Adorno era um aliado duvidoso quando havia ainda poderosas correntes políticas de oposição das quais seu imobilismo temperamental e perverso podia desviar o leitor engajado. Agora que por enquanto essas correntes estão, elas próprias, imobilizadas, a bile de Adorno é um alegre antídoto e um corrosivo solvente na superfície do ‘que é’. (JAMESON apud ANDERSON, 1999, p. 124).
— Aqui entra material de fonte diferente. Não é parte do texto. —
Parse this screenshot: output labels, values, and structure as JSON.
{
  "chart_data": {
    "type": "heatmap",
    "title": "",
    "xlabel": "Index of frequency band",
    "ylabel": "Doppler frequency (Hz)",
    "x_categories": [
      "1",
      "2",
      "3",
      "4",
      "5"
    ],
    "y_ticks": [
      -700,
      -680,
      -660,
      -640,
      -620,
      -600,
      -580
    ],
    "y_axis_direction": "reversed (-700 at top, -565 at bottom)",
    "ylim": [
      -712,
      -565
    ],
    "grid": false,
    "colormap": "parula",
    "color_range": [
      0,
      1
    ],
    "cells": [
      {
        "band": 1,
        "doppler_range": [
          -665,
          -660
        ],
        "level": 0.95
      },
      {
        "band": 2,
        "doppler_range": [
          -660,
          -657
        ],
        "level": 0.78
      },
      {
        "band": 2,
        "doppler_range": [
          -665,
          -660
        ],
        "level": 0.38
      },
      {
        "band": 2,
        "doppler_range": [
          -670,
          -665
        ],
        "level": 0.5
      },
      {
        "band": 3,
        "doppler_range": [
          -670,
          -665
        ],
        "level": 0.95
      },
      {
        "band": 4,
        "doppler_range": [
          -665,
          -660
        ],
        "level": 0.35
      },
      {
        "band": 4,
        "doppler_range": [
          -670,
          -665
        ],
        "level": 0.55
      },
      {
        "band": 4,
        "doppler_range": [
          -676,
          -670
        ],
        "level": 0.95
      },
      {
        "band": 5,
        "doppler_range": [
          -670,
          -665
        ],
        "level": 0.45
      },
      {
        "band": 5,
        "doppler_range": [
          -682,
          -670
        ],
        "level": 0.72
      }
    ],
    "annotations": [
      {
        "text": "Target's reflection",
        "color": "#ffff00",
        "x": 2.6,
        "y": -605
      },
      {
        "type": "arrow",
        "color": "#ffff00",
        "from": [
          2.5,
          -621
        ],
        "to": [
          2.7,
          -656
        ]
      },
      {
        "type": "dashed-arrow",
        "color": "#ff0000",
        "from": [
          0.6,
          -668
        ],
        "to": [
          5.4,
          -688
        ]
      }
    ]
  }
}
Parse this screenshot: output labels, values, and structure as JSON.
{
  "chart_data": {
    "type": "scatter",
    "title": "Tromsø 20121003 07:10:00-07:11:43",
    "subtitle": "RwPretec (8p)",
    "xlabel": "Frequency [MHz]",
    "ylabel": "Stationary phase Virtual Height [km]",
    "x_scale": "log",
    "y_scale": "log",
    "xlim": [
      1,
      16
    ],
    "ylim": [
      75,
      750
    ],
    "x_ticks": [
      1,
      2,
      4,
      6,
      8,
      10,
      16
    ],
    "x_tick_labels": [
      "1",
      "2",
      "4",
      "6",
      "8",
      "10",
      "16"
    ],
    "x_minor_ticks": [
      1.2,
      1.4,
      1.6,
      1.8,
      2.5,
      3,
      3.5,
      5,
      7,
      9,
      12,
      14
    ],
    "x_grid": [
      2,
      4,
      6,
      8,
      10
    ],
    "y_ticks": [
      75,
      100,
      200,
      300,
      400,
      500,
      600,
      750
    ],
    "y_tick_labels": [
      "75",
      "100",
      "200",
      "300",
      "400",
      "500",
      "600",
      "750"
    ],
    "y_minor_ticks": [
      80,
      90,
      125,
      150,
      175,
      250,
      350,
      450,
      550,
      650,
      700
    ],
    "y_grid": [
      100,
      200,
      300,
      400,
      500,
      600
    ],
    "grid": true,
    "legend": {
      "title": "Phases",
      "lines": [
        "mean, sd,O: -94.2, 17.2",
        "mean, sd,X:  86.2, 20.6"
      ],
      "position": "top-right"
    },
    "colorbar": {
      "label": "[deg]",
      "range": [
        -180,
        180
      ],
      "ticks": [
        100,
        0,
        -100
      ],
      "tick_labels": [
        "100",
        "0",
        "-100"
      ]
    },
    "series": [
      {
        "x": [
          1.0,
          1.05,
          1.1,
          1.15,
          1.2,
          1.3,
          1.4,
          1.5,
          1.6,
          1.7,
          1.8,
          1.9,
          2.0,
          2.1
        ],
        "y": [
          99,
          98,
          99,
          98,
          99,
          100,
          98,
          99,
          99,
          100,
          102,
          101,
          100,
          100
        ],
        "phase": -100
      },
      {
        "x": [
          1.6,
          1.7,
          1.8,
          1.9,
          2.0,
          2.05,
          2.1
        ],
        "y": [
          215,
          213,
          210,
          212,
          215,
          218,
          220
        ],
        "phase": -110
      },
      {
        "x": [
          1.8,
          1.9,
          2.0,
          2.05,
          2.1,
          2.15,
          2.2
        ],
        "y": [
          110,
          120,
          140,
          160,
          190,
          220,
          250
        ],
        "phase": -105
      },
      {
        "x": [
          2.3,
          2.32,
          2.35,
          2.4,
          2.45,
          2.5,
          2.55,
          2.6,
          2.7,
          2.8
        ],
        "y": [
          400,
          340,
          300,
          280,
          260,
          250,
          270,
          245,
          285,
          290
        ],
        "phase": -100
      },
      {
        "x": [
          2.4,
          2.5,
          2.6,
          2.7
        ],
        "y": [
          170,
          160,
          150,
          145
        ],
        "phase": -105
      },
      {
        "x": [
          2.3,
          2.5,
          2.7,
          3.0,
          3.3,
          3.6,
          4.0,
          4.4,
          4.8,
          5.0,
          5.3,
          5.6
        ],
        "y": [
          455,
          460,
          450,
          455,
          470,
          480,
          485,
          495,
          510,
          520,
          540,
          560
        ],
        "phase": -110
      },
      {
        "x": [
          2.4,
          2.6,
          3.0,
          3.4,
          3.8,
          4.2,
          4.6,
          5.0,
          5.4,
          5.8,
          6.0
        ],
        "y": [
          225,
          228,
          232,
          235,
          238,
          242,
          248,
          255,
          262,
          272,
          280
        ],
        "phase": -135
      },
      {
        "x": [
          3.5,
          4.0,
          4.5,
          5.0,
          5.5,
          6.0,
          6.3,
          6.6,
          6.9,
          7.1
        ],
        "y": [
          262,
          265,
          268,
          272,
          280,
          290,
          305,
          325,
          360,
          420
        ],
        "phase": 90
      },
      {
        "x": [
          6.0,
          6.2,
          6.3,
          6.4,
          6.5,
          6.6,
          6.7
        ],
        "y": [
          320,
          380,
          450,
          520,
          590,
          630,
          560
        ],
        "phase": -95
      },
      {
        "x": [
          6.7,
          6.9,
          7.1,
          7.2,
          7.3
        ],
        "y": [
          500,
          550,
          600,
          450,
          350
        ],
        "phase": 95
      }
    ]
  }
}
Após essas considerações fundamentais para situar aquilo que entendemos sobre indústria cultural, faremos um sobrevôo em reconhecimento de um aspecto desse conceito, o de indústria cultural informado por Adorno, na contemporaneidade dos filmes escolhidos, ou seja, vejamos um pouco mais sobre a atualidade da indústria cultural no cinema internacionalmente conhecido como Hollywood.

A indústria cultural por excelência: Hollywood

Ao falar de Hollywood enquanto indústria cultural por excelência, busca-se mais informar sua força política, que potencializa a atuação global de seu discurso, do que discutir os mecanismos internos dessa indústria como um campo fechado de produção, distribuição e recepção.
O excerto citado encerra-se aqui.